SE POR UM LADO as redes neurais podem produzir obras de arte, outro de seus desdobramentos é ainda mais chocante. Olhe para as quatro pessoas na parte inferior da página ao lado e tente adivinhar quantas existem e quantas não. Se respondeu uma, duas ou três, sinto informar, mas errou. Todas foram criadas artificialmente por meio de redes generativas antagônicas — tradução livre de generative adversarial networks (GANs). Essa classe, dentro do que se compreende por machine learning, é capaz de aprender “brincando de polícia e ladrão”, como simplifica o professor da UPE. A máquina extrai dados de uma foto e aplica a outra. Nesse jogo de tira e põe, uma imagem nova é produzida. Assim, ela chega ao cúmulo de apresentar rostos realistas — até familiares — que não existem. Prato cheio para a desinformação, ainda que alguns digam que elas são apenas para ilustrar um conteúdo qualquer.

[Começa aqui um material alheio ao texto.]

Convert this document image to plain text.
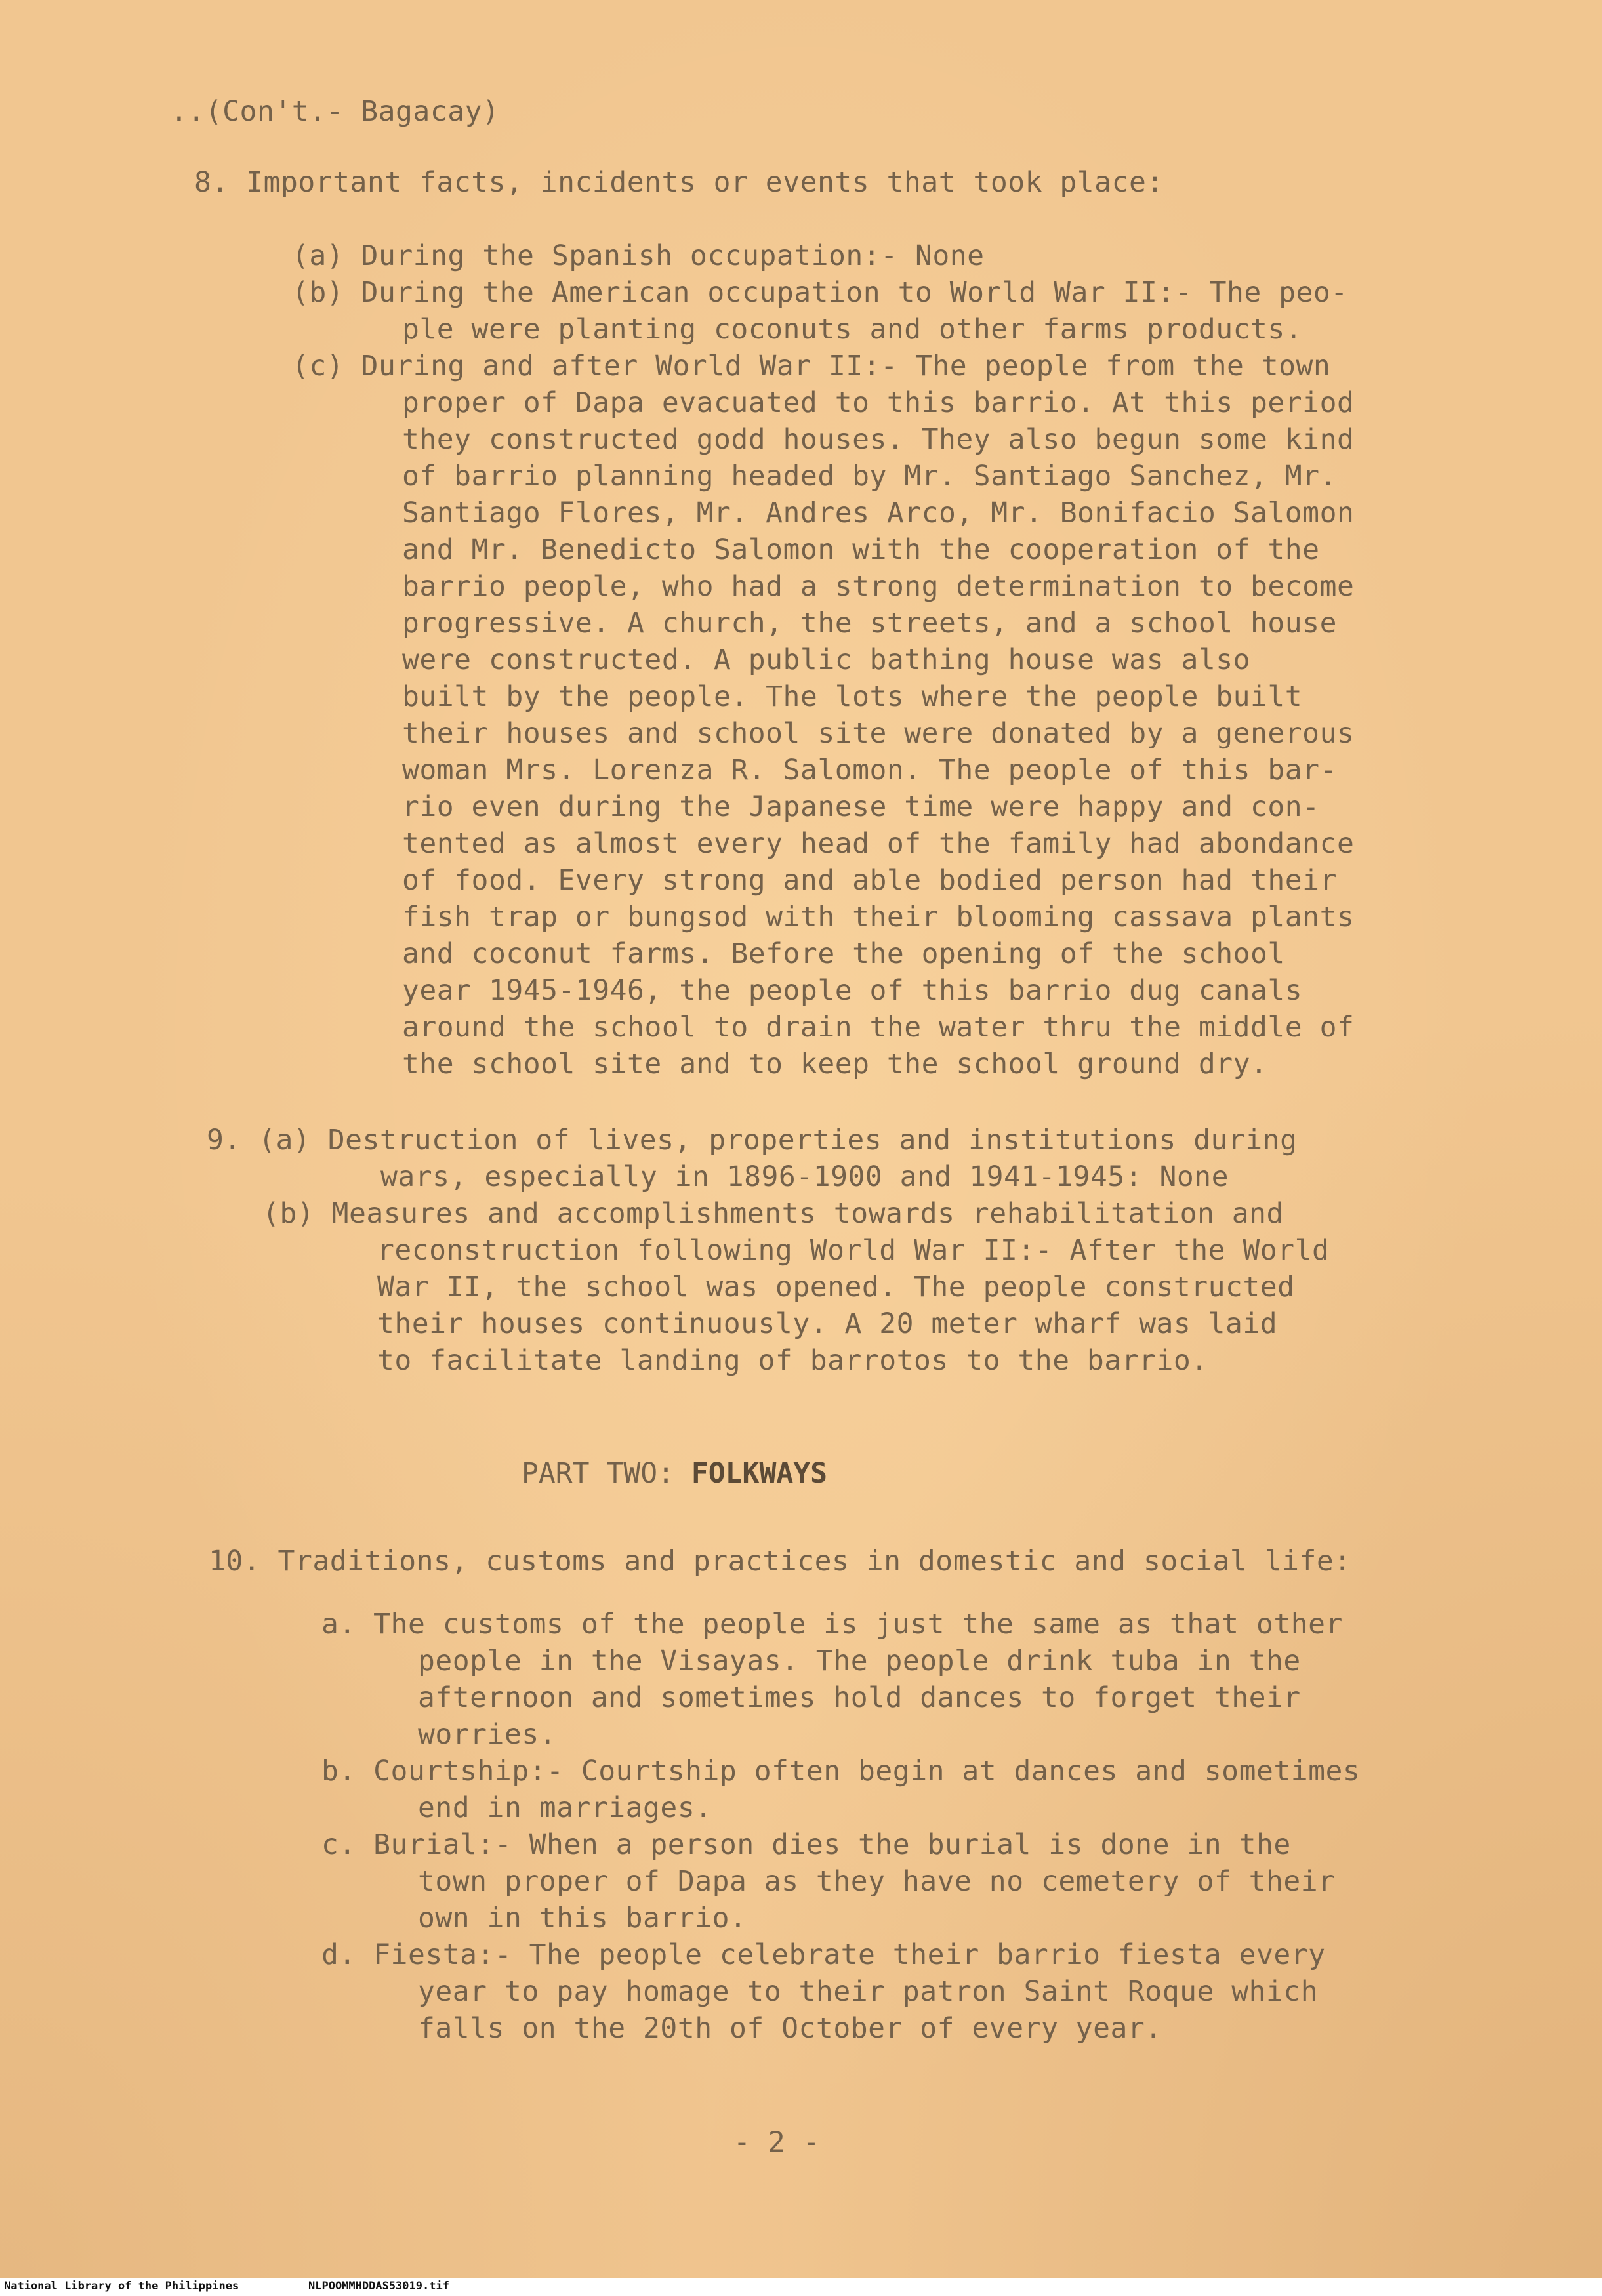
..(Con't.- Bagacay)
8. Important facts, incidents or events that took place:
(a) During the Spanish occupation:- None
(b) During the American occupation to World War II:- The peo-
ple were planting coconuts and other farms products.
(c) During and after World War II:- The people from the town
proper of Dapa evacuated to this barrio. At this period
they constructed godd houses. They also begun some kind
of barrio planning headed by Mr. Santiago Sanchez, Mr.
Santiago Flores, Mr. Andres Arco, Mr. Bonifacio Salomon
and Mr. Benedicto Salomon with the cooperation of the
barrio people, who had a strong determination to become
progressive. A church, the streets, and a school house
were constructed. A public bathing house was also
built by the people. The lots where the people built
their houses and school site were donated by a generous
woman Mrs. Lorenza R. Salomon. The people of this bar-
rio even during the Japanese time were happy and con-
tented as almost every head of the family had abondance
of food. Every strong and able bodied person had their
fish trap or bungsod with their blooming cassava plants
and coconut farms. Before the opening of the school
year 1945-1946, the people of this barrio dug canals
around the school to drain the water thru the middle of
the school site and to keep the school ground dry.
9. (a) Destruction of lives, properties and institutions during
wars, especially in 1896-1900 and 1941-1945: None
(b) Measures and accomplishments towards rehabilitation and
reconstruction following World War II:- After the World
War II, the school was opened. The people constructed
their houses continuously. A 20 meter wharf was laid
to facilitate landing of barrotos to the barrio.
PART TWO: FOLKWAYS
10. Traditions, customs and practices in domestic and social life:
a. The customs of the people is just the same as that other
people in the Visayas. The people drink tuba in the
afternoon and sometimes hold dances to forget their
worries.
b. Courtship:- Courtship often begin at dances and sometimes
end in marriages.
c. Burial:- When a person dies the burial is done in the
town proper of Dapa as they have no cemetery of their
own in this barrio.
d. Fiesta:- The people celebrate their barrio fiesta every
year to pay homage to their patron Saint Roque which
falls on the 20th of October of every year.
- 2 -
National Library of the Philippines	NLPOOMMHDDAS53019.tif
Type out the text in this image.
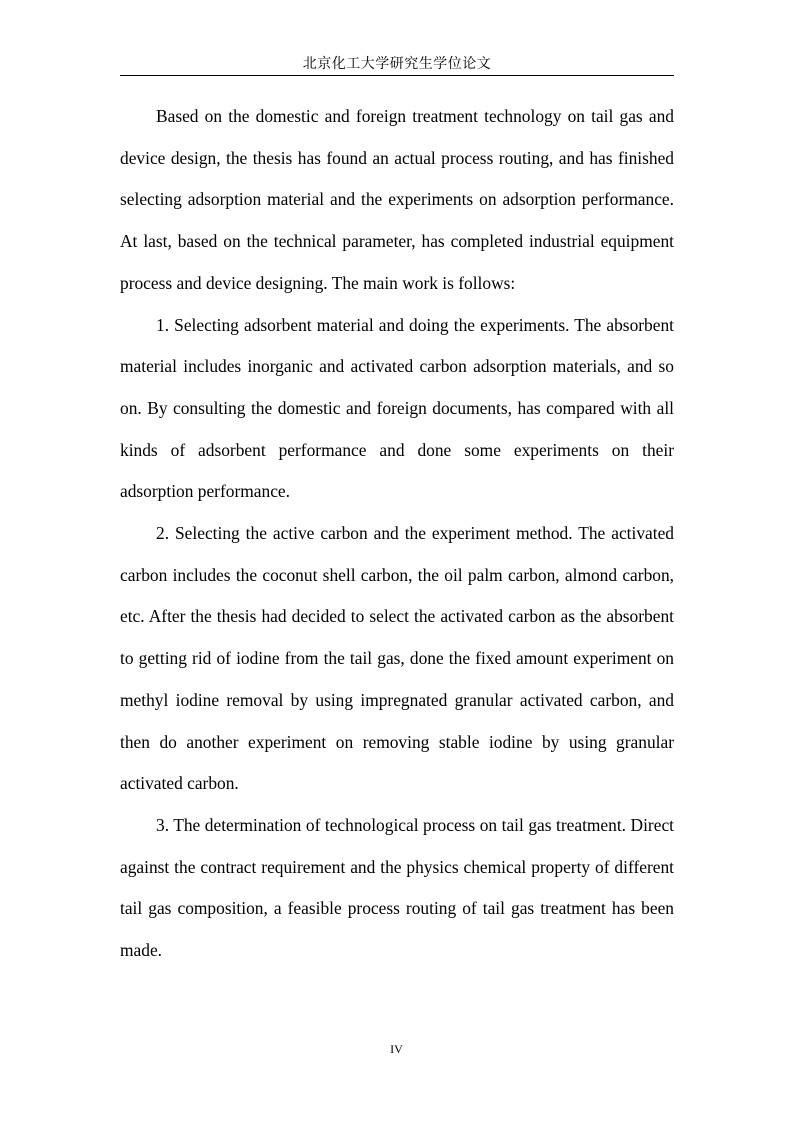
北京化工大学研究生学位论文

Based on the domestic and foreign treatment technology on tail gas and device design, the thesis has found an actual process routing, and has finished selecting adsorption material and the experiments on adsorption performance. At last, based on the technical parameter, has completed industrial equipment process and device designing. The main work is follows:

1. Selecting adsorbent material and doing the experiments. The absorbent material includes inorganic and activated carbon adsorption materials, and so on. By consulting the domestic and foreign documents, has compared with all kinds of adsorbent performance and done some experiments on their adsorption performance.

2. Selecting the active carbon and the experiment method. The activated carbon includes the coconut shell carbon, the oil palm carbon, almond carbon, etc. After the thesis had decided to select the activated carbon as the absorbent to getting rid of iodine from the tail gas, done the fixed amount experiment on methyl iodine removal by using impregnated granular activated carbon, and then do another experiment on removing stable iodine by using granular activated carbon.

3. The determination of technological process on tail gas treatment. Direct against the contract requirement and the physics chemical property of different tail gas composition, a feasible process routing of tail gas treatment has been made.

IV
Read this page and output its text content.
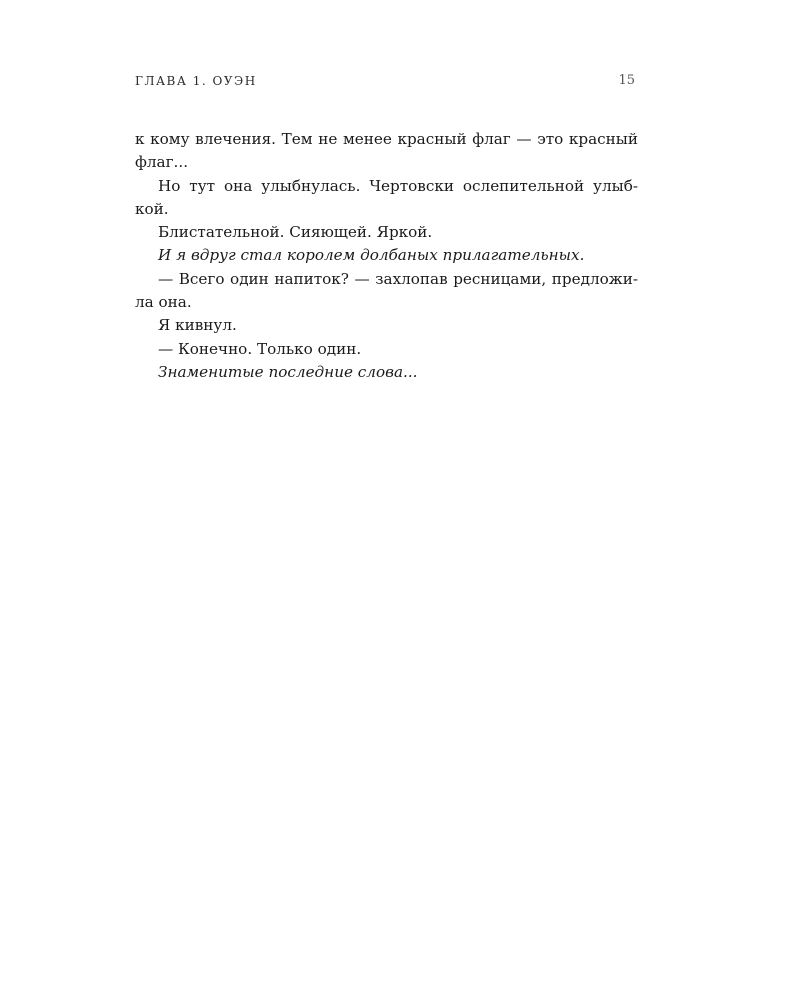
ГЛАВА 1. ОУЭН	15
к кому влечения. Тем не менее красный флаг — это красный
флаг...
Но тут она улыбнулась. Чертовски ослепительной улыб-
кой.
Блистательной. Сияющей. Яркой.
И я вдруг стал королем долбаных прилагательных.
— Всего один напиток? — захлопав ресницами, предложи-
ла она.
Я кивнул.
— Конечно. Только один.
Знаменитые последние слова...
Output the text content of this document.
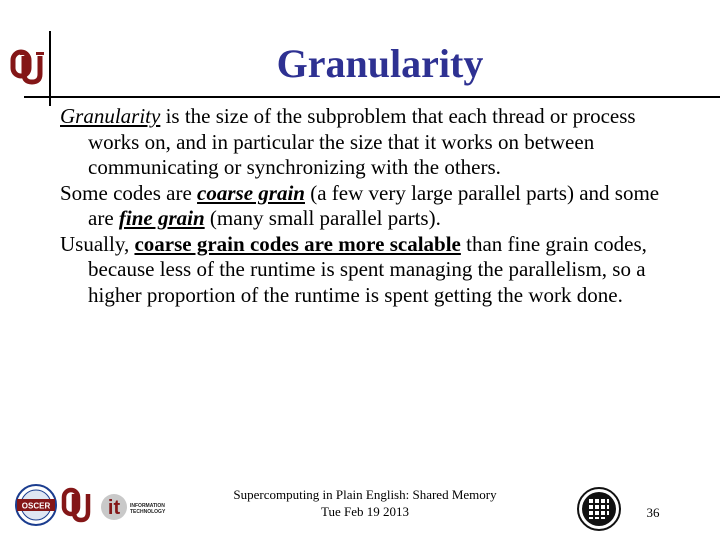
Granularity

Granularity is the size of the subproblem that each thread or process works on, and in particular the size that it works on between communicating or synchronizing with the others.

Some codes are coarse grain (a few very large parallel parts) and some are fine grain (many small parallel parts).

Usually, coarse grain codes are more scalable than fine grain codes, because less of the runtime is spent managing the parallelism, so a higher proportion of the runtime is spent getting the work done.

OSCER	it INFORMATION
TECHNOLOGY
Supercomputing in Plain English: Shared Memory
Tue Feb 19 2013	36
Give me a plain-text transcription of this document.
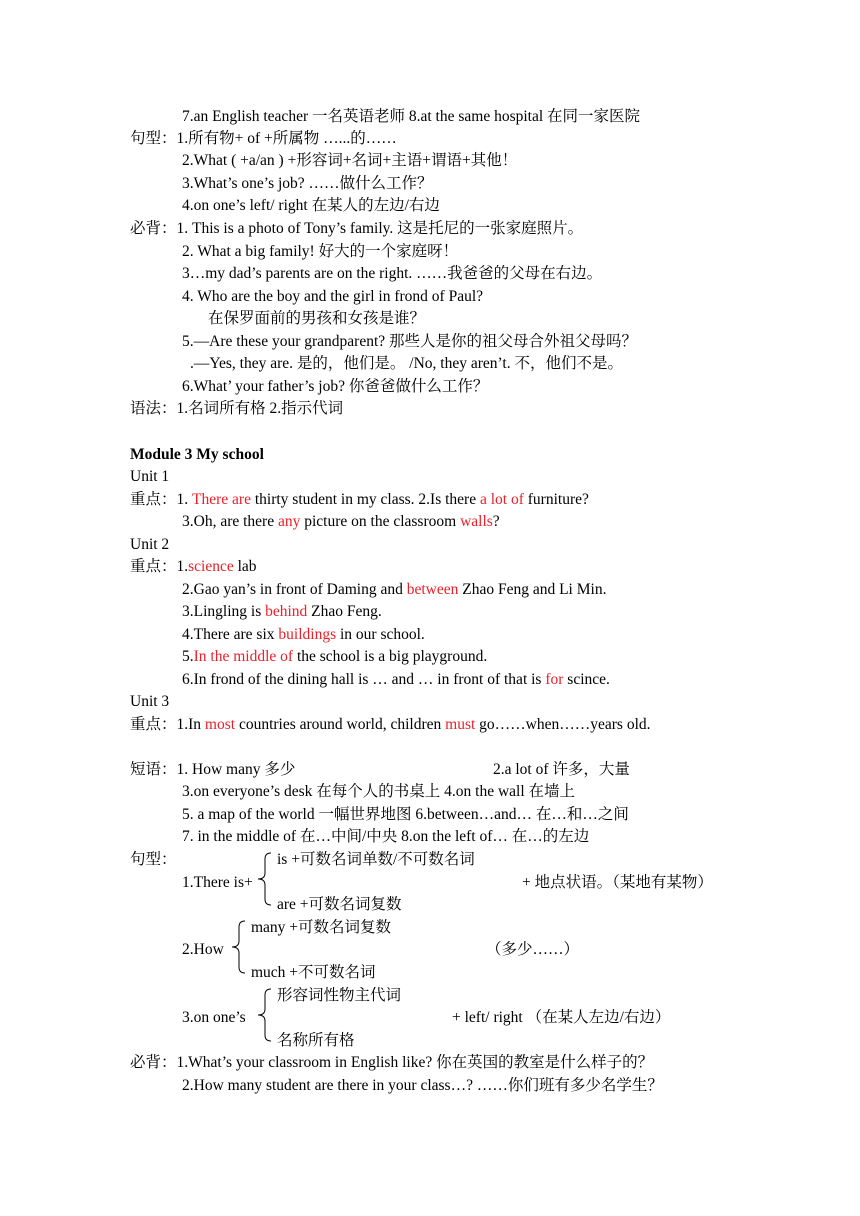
7.an English teacher 一名英语老师 8.at the same hospital 在同一家医院
句型：1.所有物+ of +所属物 …...的……
2.What ( +a/an ) +形容词+名词+主语+谓语+其他！
3.What’s one’s job? ……做什么工作？
4.on one’s left/ right 在某人的左边/右边
必背：1. This is a photo of Tony’s family. 这是托尼的一张家庭照片。
2. What a big family! 好大的一个家庭呀！
3…my dad’s parents are on the right. ……我爸爸的父母在右边。
4. Who are the boy and the girl in frond of Paul?
在保罗面前的男孩和女孩是谁？
5.—Are these your grandparent? 那些人是你的祖父母合外祖父母吗？
.—Yes, they are. 是的，他们是。 /No, they aren’t. 不，他们不是。
6.What’ your father’s job? 你爸爸做什么工作？
语法：1.名词所有格 2.指示代词
Module 3 My school
Unit 1
重点：1. There are thirty student in my class. 2.Is there a lot of furniture?
3.Oh, are there any picture on the classroom walls?
Unit 2
重点：1.science lab
2.Gao yan’s in front of Daming and between Zhao Feng and Li Min.
3.Lingling is behind Zhao Feng.
4.There are six buildings in our school.
5.In the middle of the school is a big playground.
6.In frond of the dining hall is … and … in front of that is for scince.
Unit 3
重点：1.In most countries around world, children must go……when……years old.
短语：1. How many 多少	2.a lot of 许多，大量
3.on everyone’s desk 在每个人的书桌上 4.on the wall 在墙上
5. a map of the world 一幅世界地图 6.between…and… 在…和…之间
7. in the middle of 在…中间/中央 8.on the left of… 在…的左边
句型：	is +可数名词单数/不可数名词
1.There is+	+ 地点状语。（某地有某物）
are +可数名词复数
many +可数名词复数
2.How	（多少……）
much +不可数名词
形容词性物主代词
3.on one’s	+ left/ right （在某人左边/右边）
名称所有格
必背：1.What’s your classroom in English like? 你在英国的教室是什么样子的？
2.How many student are there in your class…? ……你们班有多少名学生？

Qual a chance de uma imagem gerada por IA ser tão parecida com uma pessoa, a ponto de lhe causar problemas? “As bases que a ferramenta usa são conhecidas”, diz Bruno Fernandes, descartando a hipótese de roubo de imagens. Mas não rechaça a eventualidade, ainda que remota. Ensina quais pontos podem denunciar possíveis fraudes: “Olhos, cabelos, fundo da imagem e roupas tendem a sair com mais imperfeições em criações artificiais”.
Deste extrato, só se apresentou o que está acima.